Attrition Predictor

ℹ️ Only desktop version - not adapted for small screens.

Overview

Purpose

This machine-learning-based application predicts early employee attrition within the first 30, 60, or 90 days after a new project assignment.

Think of the app as a proof-of-concept. It shows how attrition could be predicted, but you’ll want to feed it with your actual workforce data to make the predictions useful.

Industry Context

The app is designed for a large outsourcing contact center, where each client (also referred to as a project) is supported by a group of dedicated support employees (agents).
Attrition (sometimes called “early churn”) is any case where an agent voluntarily leaves a staffing assignment or the company.
Attrition covers both new hires and agents reassigned internally from another project.

⚠️ Responsible use

This model is designed for workforce-planning; for example, deciding whether to slightly over-staff a new project or to allocate extra onboarding support.
It should not be used as an automated “hire / no-hire” filter for individual candidates.

Training Dataset

ℹ️ Data Disclaimer

Data used for this app version is generated for demonstration purposes.
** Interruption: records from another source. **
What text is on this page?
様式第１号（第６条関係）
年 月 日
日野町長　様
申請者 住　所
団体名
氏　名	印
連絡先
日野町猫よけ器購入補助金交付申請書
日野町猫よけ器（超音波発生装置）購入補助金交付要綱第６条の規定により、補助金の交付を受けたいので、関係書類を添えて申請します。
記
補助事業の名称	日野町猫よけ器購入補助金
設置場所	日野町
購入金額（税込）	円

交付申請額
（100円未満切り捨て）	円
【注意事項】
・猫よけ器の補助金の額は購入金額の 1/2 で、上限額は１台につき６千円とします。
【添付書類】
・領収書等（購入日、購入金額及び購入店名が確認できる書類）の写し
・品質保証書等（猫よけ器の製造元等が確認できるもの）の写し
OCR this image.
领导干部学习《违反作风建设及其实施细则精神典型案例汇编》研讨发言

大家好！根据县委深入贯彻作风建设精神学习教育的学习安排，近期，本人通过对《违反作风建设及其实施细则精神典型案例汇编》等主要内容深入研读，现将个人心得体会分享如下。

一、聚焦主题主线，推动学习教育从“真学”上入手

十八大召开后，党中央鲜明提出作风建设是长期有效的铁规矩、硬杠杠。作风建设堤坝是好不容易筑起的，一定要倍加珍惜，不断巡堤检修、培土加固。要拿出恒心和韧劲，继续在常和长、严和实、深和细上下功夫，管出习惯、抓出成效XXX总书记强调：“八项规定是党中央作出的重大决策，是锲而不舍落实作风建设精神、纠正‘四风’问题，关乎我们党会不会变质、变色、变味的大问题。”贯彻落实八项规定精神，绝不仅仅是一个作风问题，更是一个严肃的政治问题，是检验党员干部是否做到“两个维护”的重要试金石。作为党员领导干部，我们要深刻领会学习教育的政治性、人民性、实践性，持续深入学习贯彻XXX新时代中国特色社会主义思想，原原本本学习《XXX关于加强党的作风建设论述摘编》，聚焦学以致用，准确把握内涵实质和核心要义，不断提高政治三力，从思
Although it simulates reality fairly well, it does not refer to any particular company.

Features

Feature	Description	Type	Values
`gender`	Employee’s gender.	numerical	female: `0` male: `1`
`fte`	Full-time equivalent grouped by categories. (full-timers vs. part-timers).	ordinal	< 0.9 fte: `1` 0.9 fte: `2` 1 fte: `3`
`language`	Primary language skill	categorical	list of languages
`country`	Country of employee’s residence.	categorical	list of countries
`employment_days`	Number of days since the first day at the company	numerical	continuous: integer
`project_date`	Date the last project was assigned to the employee.	date → numerical	`month_sin` `month_cos` `quart_sin` `quart_cos`
`new_employee`	“New” if hired fewer than 10 days ago.	boolean	`0` / `1`
`industry`	Client’s industry.	categorical	E-commerce: `ecommerce` Consumer Electronics: `manufacturer` Video Gaming: `gaming` Mobile Gaming: `mob_gaming`
`size`	Project size by number of agents	ordinal	XS (<10 agents): `1` S (10–20 agents): `2` M (20–30 agents): `3` L (30–60 agents): `4` XL (60–120 agents): `5` XXL (>120 agents): `6`
`channels`	Number of support channels (grouped).	ordinal	single channel: `1` two channels: `2` multi-channel: `3`
`phone`	Phone-line among support channel	boolean	`0` / `1`

Descriptive analysis

Time series analysis

Attrition over time

Monthly attrition seasonality

Quarterly attrition seasonality

Attrition by country

Top 3 countries attrition distribution (days)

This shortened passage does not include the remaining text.